The Spring and Buildpacks teams at Broadcom have been collaborating closely to leverage those OSS features and combine them with additional Tanzu Platform capabilities in order to provide a first-class CDS support for Cloud Foundry or Kubernetes, allowing for example training run autoconfiguration, making CDS as easy to enable as a flag with no side effects, and more platform-level capabilities are coming.

Data points

With a minimal Spring MVC Tomcat application running on a MacBook M2, we observe that the extracted application combined with CDS allows approximately 1.5x faster startup and 16% lower memory consumption compared to running the executable JAR. If we add Spring AOT to the mix, we get approximately 2x faster startup and 27% lower memory consumption.

WebMVC process startup time (ms) and RSS after startup (Mb)

We see similar improvements for Petclinic.

Petclinic process startup time (ms) and RSS after startup (Mb)
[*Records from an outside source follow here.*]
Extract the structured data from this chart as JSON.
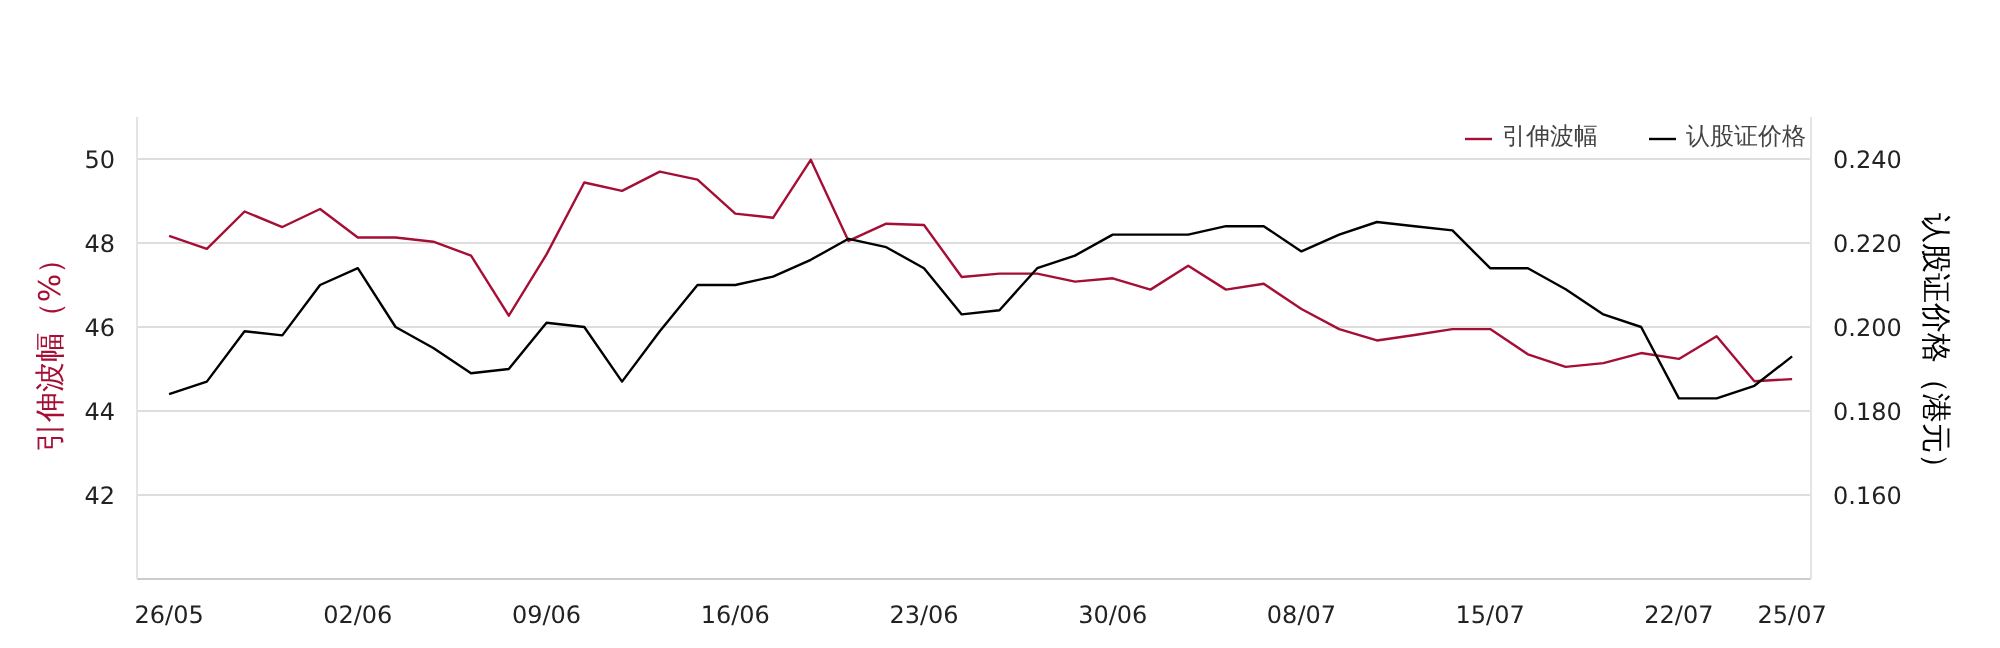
{
  "chart_data": {
    "type": "line",
    "categories": [
      "26/05",
      null,
      null,
      null,
      null,
      "02/06",
      null,
      null,
      null,
      null,
      "09/06",
      null,
      null,
      null,
      null,
      "16/06",
      null,
      null,
      null,
      null,
      "23/06",
      null,
      null,
      null,
      null,
      "30/06",
      null,
      null,
      null,
      null,
      "08/07",
      null,
      null,
      null,
      null,
      "15/07",
      null,
      null,
      null,
      null,
      "22/07",
      null,
      null,
      "25/07"
    ],
    "ylabel": "引伸波幅（%）",
    "y2label": "认股证价格（港元）",
    "ylim": [
      40,
      51
    ],
    "yticks": [
      42,
      44,
      46,
      48,
      50
    ],
    "y2lim": [
      0.14,
      0.25
    ],
    "y2ticks": [
      {
        "value": 0.16,
        "label": "0.160"
      },
      {
        "value": 0.18,
        "label": "0.180"
      },
      {
        "value": 0.2,
        "label": "0.200"
      },
      {
        "value": 0.22,
        "label": "0.220"
      },
      {
        "value": 0.24,
        "label": "0.240"
      }
    ],
    "grid": "y",
    "legend": "top right",
    "marker": "none",
    "line_style": "solid",
    "series": [
      {
        "name": "引伸波幅",
        "color": "#a50e35",
        "values": [
          48.17,
          47.86,
          48.75,
          48.38,
          48.81,
          48.13,
          48.13,
          48.03,
          47.7,
          46.27,
          47.73,
          49.44,
          49.24,
          49.7,
          49.51,
          48.7,
          48.6,
          49.98,
          48.05,
          48.46,
          48.43,
          47.19,
          47.27,
          47.27,
          47.08,
          47.16,
          46.89,
          47.46,
          46.89,
          47.03,
          46.43,
          45.95,
          45.68,
          45.81,
          45.95,
          45.95,
          45.35,
          45.05,
          45.14,
          45.38,
          45.24,
          45.78,
          44.71,
          44.76
        ]
      },
      {
        "name": "认股证价格",
        "color": "#000000",
        "axis": "y2",
        "values": [
          0.184,
          0.187,
          0.199,
          0.198,
          0.21,
          0.214,
          0.2,
          0.195,
          0.189,
          0.19,
          0.201,
          0.2,
          0.187,
          0.199,
          0.21,
          0.21,
          0.212,
          0.216,
          0.221,
          0.219,
          0.214,
          0.203,
          0.204,
          0.214,
          0.217,
          0.222,
          0.222,
          0.222,
          0.224,
          0.224,
          0.218,
          0.222,
          0.225,
          0.224,
          0.223,
          0.214,
          0.214,
          0.209,
          0.203,
          0.2,
          0.183,
          0.183,
          0.186,
          0.193
        ]
      }
    ]
  }
}
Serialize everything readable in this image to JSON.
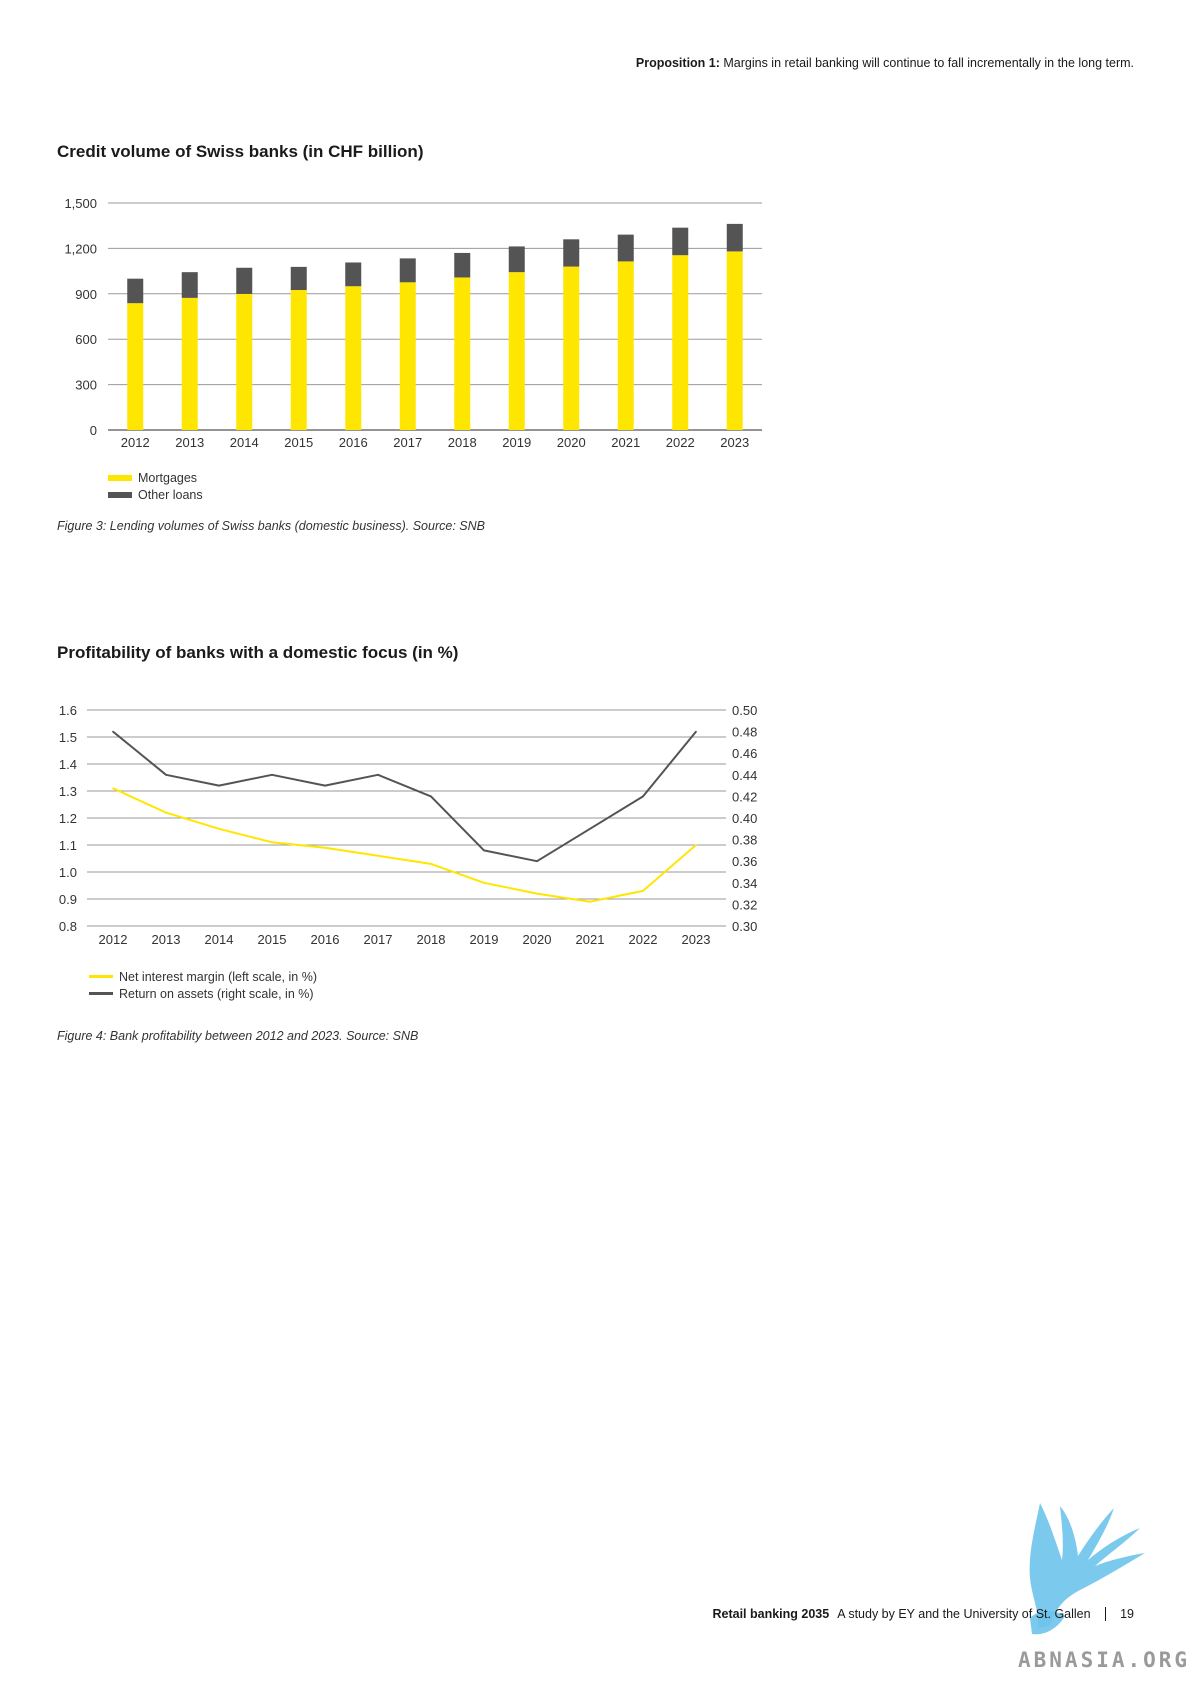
{
  "header": {
    "bold": "Proposition 1:",
    "text": " Margins in retail banking will continue to fall incrementally in the long term."
  },
  "figure3": {
    "title": "Credit volume of Swiss banks (in CHF billion)",
    "caption": "Figure 3: Lending volumes of Swiss banks (domestic business). Source: SNB",
    "legend": [
      {
        "label": "Mortgages",
        "color": "#ffe600"
      },
      {
        "label": "Other loans",
        "color": "#545454"
      }
    ]
  },
  "figure4": {
    "title": "Profitability of banks with a domestic focus (in %)",
    "caption": "Figure 4: Bank profitability between 2012 and 2023. Source: SNB",
    "legend": [
      {
        "label": "Net interest margin (left scale, in %)",
        "color": "#ffe600"
      },
      {
        "label": "Return on assets (right scale, in %)",
        "color": "#545454"
      }
    ]
  },
  "chart_data": [
    {
      "type": "bar",
      "stacked": true,
      "title": "Credit volume of Swiss banks (in CHF billion)",
      "categories": [
        "2012",
        "2013",
        "2014",
        "2015",
        "2016",
        "2017",
        "2018",
        "2019",
        "2020",
        "2021",
        "2022",
        "2023"
      ],
      "series": [
        {
          "name": "Mortgages",
          "color": "#ffe600",
          "values": [
            838,
            873,
            899,
            925,
            950,
            976,
            1008,
            1043,
            1080,
            1114,
            1155,
            1180
          ]
        },
        {
          "name": "Other loans",
          "color": "#545454",
          "values": [
            162,
            170,
            173,
            153,
            157,
            158,
            162,
            170,
            180,
            177,
            182,
            182
          ]
        }
      ],
      "ylim": [
        0,
        1500
      ],
      "yticks": [
        0,
        300,
        600,
        900,
        1200,
        1500
      ],
      "ytick_labels": [
        "0",
        "300",
        "600",
        "900",
        "1,200",
        "1,500"
      ],
      "grid": true,
      "legend_position": "bottom-left"
    },
    {
      "type": "line",
      "title": "Profitability of banks with a domestic focus (in %)",
      "x": [
        "2012",
        "2013",
        "2014",
        "2015",
        "2016",
        "2017",
        "2018",
        "2019",
        "2020",
        "2021",
        "2022",
        "2023"
      ],
      "series": [
        {
          "name": "Net interest margin (left scale, in %)",
          "axis": "left",
          "color": "#ffe600",
          "values": [
            1.31,
            1.22,
            1.16,
            1.11,
            1.09,
            1.06,
            1.03,
            0.96,
            0.92,
            0.89,
            0.93,
            1.1
          ]
        },
        {
          "name": "Return on assets (right scale, in %)",
          "axis": "right",
          "color": "#545454",
          "values": [
            0.48,
            0.44,
            0.43,
            0.44,
            0.43,
            0.44,
            0.42,
            0.37,
            0.36,
            0.39,
            0.42,
            0.48
          ]
        }
      ],
      "ylim_left": [
        0.8,
        1.6
      ],
      "yticks_left": [
        "1.6",
        "1.5",
        "1.4",
        "1.3",
        "1.2",
        "1.1",
        "1.0",
        "0.9",
        "0.8"
      ],
      "ylim_right": [
        0.3,
        0.5
      ],
      "yticks_right": [
        "0.50",
        "0.48",
        "0.46",
        "0.44",
        "0.42",
        "0.40",
        "0.38",
        "0.36",
        "0.34",
        "0.32",
        "0.30"
      ],
      "grid": true,
      "legend_position": "bottom-left"
    }
  ],
  "footer": {
    "title": "Retail banking 2035",
    "subtitle": "A study by EY and the University of St. Gallen",
    "page": "19"
  },
  "watermark": {
    "text": "ABNASIA.ORG"
  }
}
The values will obviously change on less powerful cloud instances, but you should likely observe similar improvement ratios.

Spring Boot and Project Leyden

Interestingly, the CDS friendly layout used by the new extract command described above is also designed to provide optimal performance with Project Leyden Early-Access builds which can be seen as a CDS successor with additional capabilities allowing:

  • Even faster startup.
  • Smaller container images (by removing the CDS archive of the JDK to keep only the application one).
  • Ahead-Of-Time warmup to have better performance after startup and reach peak performance faster.

We observe for now approximately 3x faster startup on Spring Boot applications with Project Leyden and 4x faster startup when combining Project Leyden and Spring AOT.

Project Leyden data points

I will share more in the upcoming Project Leyden talk at Devoxx Belgium 2024 that I will have the pleasure to co-present with Per Minborg from the Java Platform team.